Finished this today. Amazing that it’s based on a true story (author’s family). It’s still shocking to me that the Holocaust happened.
Lessons In Chemistry
we just started watching
my wife liked it a lot
Idk if I will watch the show. I’m reading for a new to me book club at a local craft store. Reading and crafting sounds fun to me.
I finally got to re-check-out If We Were Villains and finished that. It was OKish. It’s set in a small prestigious arts school in downstate IL, where the theater program is focused solely on Shakespeare. The narrator was one of 7 theater seniors. He ends up serving 10 years in prison for murdering a fellow senior. The book is basically him recollecting the story to the head police officer on the investigation now that he’s out of jail after 10 years. The story has a lot of Shakespeare mixed in, as you’d expect, and that’s what makes the book different but what also makes the book have a contrived feel. The most obvious and trivial was that I found it annoying that the parts and chapters were called “acts” and “scenes”.
I’m running out of time on the winter reading program, so I might read another Nero Wolfe. Or maybe the latest in the Thursday Murder Club series.
Oh yeah, also the ending seems fairly obvious. A problem with a book where the main character is the narrator is that you can’t really include a major surprise involving the narrator without making the whole thing completely implausible. So the major surprise isn’t all that big of a major surprise.
Have been feeling the fantasy itch lately and just started on the Malazan Book of the Fallen series. It’s known to be an incredibly long and complex series and I’m finding myself already searching online for chapter summaries to figure out who all the different parties are. Not sure yet if I’ll be up to all 10 books.
I read some of those a long time ago. Can’t recall how many, maybe 4 or 5? I seem to recall that it was complex, wandering and followed different plotlne/characters in different books.
Finished “American Prometheus.” Much more interesting than the movie, which was also very good. Wow, Strauss (pronounced “Straws”) and Teller sure were a-holes.
I finished Murder By The Book, a Nero Wolfe, to finish off the winter reading program.
I think Everyone In My Family Has Killed Someone is next.
Finished Humble Pi and halfway through Lessons in Chemistry.
Had loads of fun at the library book sale. Splurged on some older books including a 1952 AA Milne and a 1942 West With the Night (which was actually on my reading list).
Read a cute graphic novel called Tomboy by Liz Prince.
And totally switched out the books that were languishing in my Little Free Library. I took what appeared to be rejects from my library to another one at a park—that one is nearly always empty. Saw a little boy with his mom and was able to give him a book about frogs.
Found some books that I have not yet read rummaging through our extra bedroom which is going to get refurbed (scrape the popcorn ceiling, out with the 20+ year-old carpeting, etc.

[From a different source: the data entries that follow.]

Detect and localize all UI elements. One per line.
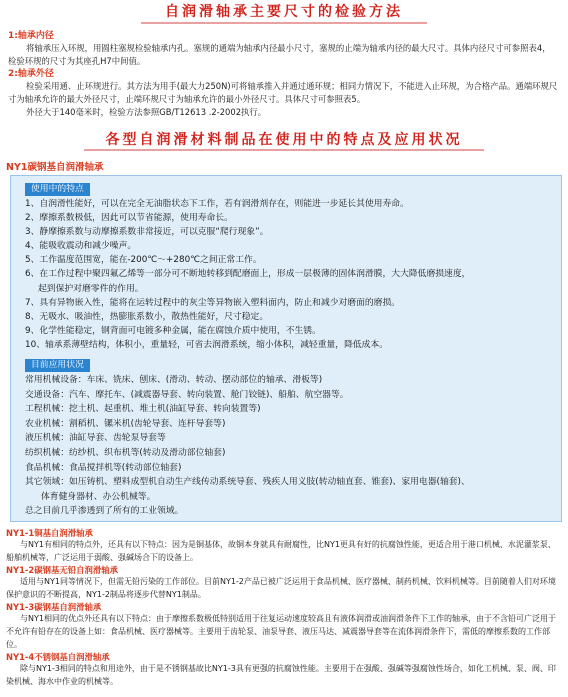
variant-title: NY1-3碳钢基自润滑轴承 [6, 602, 102, 613]
ny1-title: NY1碳钢基自润滑轴承 [6, 162, 104, 173]
application-item: 纺织机械：纺纱机、织布机等(转动及滑动部位轴套) [25, 448, 226, 458]
application-item: 液压机械：油缸导套、齿轮泵导套等 [25, 433, 166, 444]
variant-description: 与NY1相同的优点外还具有以下特点：由于摩擦系数极低特别适用于往复运动速度较高且有液体润滑或油润滑条件下工作的轴承，由于不含铅可广泛用于不允许有铅存在的设备上如：食品机械、医疗器械等。主要用于齿轮泵、油泵导套、液压马达、减震器导套等在流体润滑条件下，需低的摩擦系数的工作部位。 [6, 614, 556, 649]
feature-item: 6、在工作过程中聚四氟乙烯等一部分可不断地转移到配磨面上，形成一层极薄的固体润滑膜，大大降低磨损速度， [25, 269, 471, 280]
application-item: 总之目前几乎渗透到了所有的工业领域。 [25, 506, 184, 517]
title-banner-inspection: 自润滑轴承主要尺寸的检验方法 [141, 0, 427, 24]
inner-diameter-text: 将轴承压入环规，用圆柱塞规检验轴承内孔。塞规的通端为轴承内径最小尺寸，塞规的止端为轴承内径的最大尺寸。具体内径尺寸可参照表4，检验环规的尺寸为其座孔H7中间值。 [8, 43, 551, 66]
feature-item: 2、摩擦系数极低，因此可以节省能源，使用寿命长。 [25, 213, 233, 224]
features-list [25, 197, 555, 352]
variant-title: NY1-4不锈钢基自润滑轴承 [6, 652, 110, 663]
inner-diameter-heading: 1:轴承内径 [8, 31, 54, 41]
feature-item: 9、化学性能稳定，钢背面可电镀多种金属，能在腐蚀介质中使用，不生锈。 [25, 325, 321, 336]
feature-item: 7、具有异物嵌入性，能将在运转过程中的灰尘等异物嵌入塑料面内，防止和减少对磨面的磨损。 [25, 297, 401, 308]
features-label: 使用中的特点 [25, 183, 90, 196]
feature-item: 3、静摩擦系数与动摩擦系数非常接近，可以克服“爬行现象”。 [25, 227, 269, 238]
variant-title: NY1-2碳钢基无铅自润滑轴承 [6, 565, 118, 576]
feature-item: 10、轴承系薄壁结构，体积小，重量轻，可省去润滑系统，缩小体积，减轻重量，降低成本。 [25, 339, 389, 350]
variant-description: 与NY1有相同的特点外，还具有以下特点：因为是铜基体，故铜本身就具有耐腐性，比NY1更具有好的抗腐蚀性能，更适合用于港口机械、水泥灌浆泵、船舶机械等，广泛运用于弱酸、强碱场合下的设备上。 [6, 539, 556, 562]
feature-item: 8、无吸水、吸油性，热膨胀系数小，散热性能好，尺寸稳定。 [25, 311, 269, 322]
application-item: 交通设备：汽车、摩托车、(减震器导套、转向装置、舱门铰链)、船舶、航空器等。 [25, 389, 349, 400]
variant-sections [0, 522, 568, 688]
feature-item: 起到保护对磨零件的作用。 [38, 283, 144, 294]
outer-diameter-note: 外径大于140毫米时，检验方法参照GB/T12613 .2-2002执行。 [26, 107, 267, 117]
variant-description: 除与NY1-3相同的特点和用途外，由于是不锈钢基故比NY1-3具有更强的抗腐蚀性能。主要用于在强酸、强碱等强腐蚀性场合，如化工机械、泵、阀、印染机械、海水中作业的机械等。 [6, 664, 556, 686]
application-item: 农业机械：割稻机、镙米机(齿轮导套、连杆导套等) [25, 418, 226, 429]
variant-description: 适用与NY1同等情况下，但需无铅污染的工作部位。目前NY1-2产品已被广泛运用于食品机械、医疗器械、制药机械、饮料机械等。目前随着人们对环境保护意识的不断提高，NY1-2制品将逐步代替NY1制品。 [6, 577, 556, 599]
application-item: 常用机械设备：车床、铣床、刨床、(滑动、转动、摆动部位的轴承、滑板等) [25, 375, 323, 386]
applications-list [25, 373, 555, 519]
feature-item: 1、自润滑性能好，可以在完全无油脂状态下工作，若有润滑剂存在，则能进一步延长其使用寿命。 [25, 199, 409, 209]
ny1-usage-box [10, 175, 562, 522]
ny1-section [6, 161, 562, 522]
application-item: 其它领域：如压铸机、塑料成型机自动生产线传动系统导套、残疾人用义肢(转动轴直套、锥套)、家用电器(轴套)、 [25, 477, 470, 488]
application-item: 体育健身器材、办公机械等。 [41, 491, 156, 502]
inspection-section [0, 24, 568, 119]
title-banner-materials: 各型自润滑材料制品在使用中的特点及应用状况 [84, 131, 484, 151]
feature-item: 4、能吸收震动和减少噪声。 [25, 241, 137, 252]
feature-item: 5、工作温度范围宽，能在-200℃～+280℃之间正常工作。 [25, 255, 262, 266]
application-item: 工程机械：挖土机、起重机、堆土机(油缸导套、转向装置等) [25, 404, 261, 415]
variant-title: NY1-1铜基自润滑轴承 [6, 527, 93, 538]
application-item: 食品机械：食品搅拌机等(转动部位轴套) [25, 462, 182, 473]
outer-diameter-text: 检验采用通、止环规进行。其方法为用手(最大力250N)可将轴承推入并通过通环规；相同力情况下，不能进入止环规，为合格产品。通端环规尺寸为轴承允许的最大外径尺寸，止端环规尺寸为轴承允许的最小外径尺寸。具体尺寸可参照表5。 [8, 81, 558, 104]
applications-label: 目前应用状况 [25, 359, 90, 372]
outer-diameter-heading: 2:轴承外径 [8, 69, 54, 79]
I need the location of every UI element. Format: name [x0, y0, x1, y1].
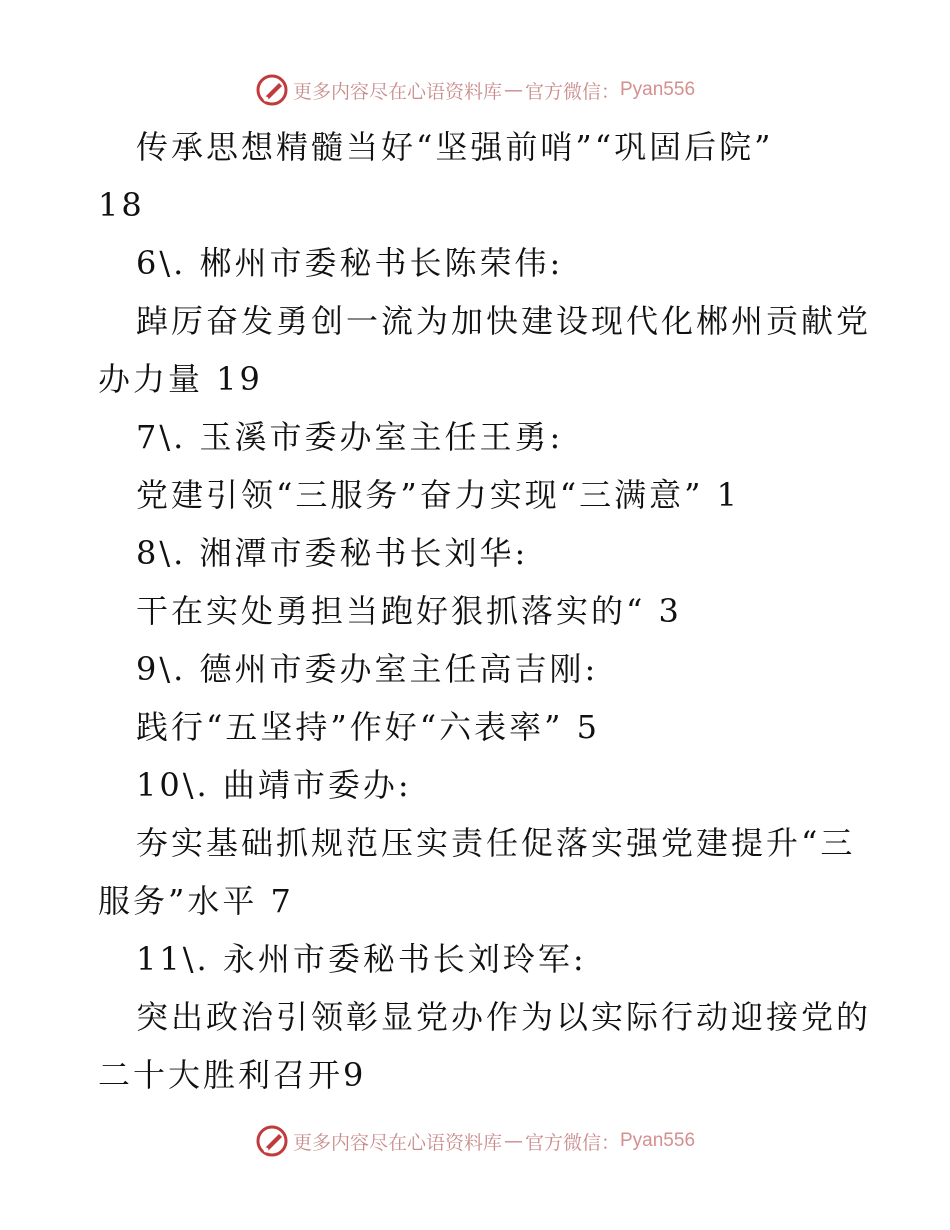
toc-line: 干在实处勇担当跑好狠抓落实的“ 3	[136, 592, 682, 630]
watermark-main-text: 更多内容尽在心语资料库	[292, 1131, 502, 1154]
toc-line: 办力量 19	[98, 360, 263, 398]
watermark-official-label: 官方微信：	[524, 1131, 620, 1154]
watermark-header	[0, 70, 950, 110]
toc-line: 二十大胜利召开9	[98, 1056, 367, 1094]
watermark-dash: —	[503, 1130, 523, 1152]
watermark-footer	[0, 1121, 950, 1161]
toc-line: 11\. 永州市委秘书长刘玲军:	[136, 940, 587, 978]
watermark-main-text: 更多内容尽在心语资料库	[292, 80, 502, 103]
watermark-wechat-id: Pyan556	[620, 79, 696, 100]
toc-line: 9\. 德州市委办室主任高吉刚:	[136, 650, 599, 688]
pen-logo-icon	[255, 73, 289, 107]
toc-line: 踔厉奋发勇创一流为加快建设现代化郴州贡献党	[136, 302, 872, 340]
toc-line: 10\. 曲靖市委办:	[136, 766, 412, 804]
table-of-contents	[98, 118, 872, 1104]
pen-logo-icon	[255, 1124, 289, 1158]
toc-line: 8\. 湘潭市委秘书长刘华:	[136, 534, 529, 572]
toc-line: 夯实基础抓规范压实责任促落实强党建提升“三	[136, 824, 856, 862]
toc-line: 传承思想精髓当好“坚强前哨”“巩固后院”	[136, 128, 774, 166]
toc-line: 18	[98, 186, 145, 224]
toc-line: 党建引领“三服务”奋力实现“三满意” 1	[136, 476, 740, 514]
toc-line: 6\. 郴州市委秘书长陈荣伟:	[136, 244, 564, 282]
toc-line: 突出政治引领彰显党办作为以实际行动迎接党的	[136, 998, 872, 1036]
watermark-dash: —	[503, 79, 523, 101]
toc-line: 践行“五坚持”作好“六表率” 5	[136, 708, 600, 746]
watermark-official-label: 官方微信：	[524, 80, 620, 103]
toc-line: 7\. 玉溪市委办室主任王勇:	[136, 418, 564, 456]
watermark-wechat-id: Pyan556	[620, 1130, 696, 1151]
toc-line: 服务”水平 7	[98, 882, 294, 920]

From Strength to Strength by Arthur C. Brooks
finding success, happiness, and deep purpose in the second half of life
good insights, some of which don’t apply too strongly to me. i was never much of a driven striver professionally, but it’s a good read and i’m getting a lot out of it.
(second half? more like final quarter for me!)
Well, I hope you go into overtime!
thanks!
i’m doing what i can to narrow the gap between my health span and my life span. at this point, i don’t want my life span to greatly exceed the number of healthy years i have remaining.
Kelly link wrote a novel!
Will get back to you on whether it’s any good.
I think it depends on what they cut. A lot of books are basically exploded short-stories anyway.
The good thing about the movie versions is you get to see the action. Finally, a real dragon!
And the problem with the movie versions is that they get completely swamped with action.
One throwaway paragraph about a battle becomes 45 minutes of Legolas hopping on elephants and aragorn beheading skeletons.
The good thing about the movie versions is you get to see the action. Finally, a real dragon!
And the problem with the movie versions is that they get completely swamped with action.
One throwaway paragraph about a battle becomes 45 minutes of Legolas hopping on elephants and aragorn beheading skeletons .
New media idea:
A book you read for the interesting, “Makes you think” parts, then the book notes, “Start Chapter (X) of the DVD now,” for the action parts.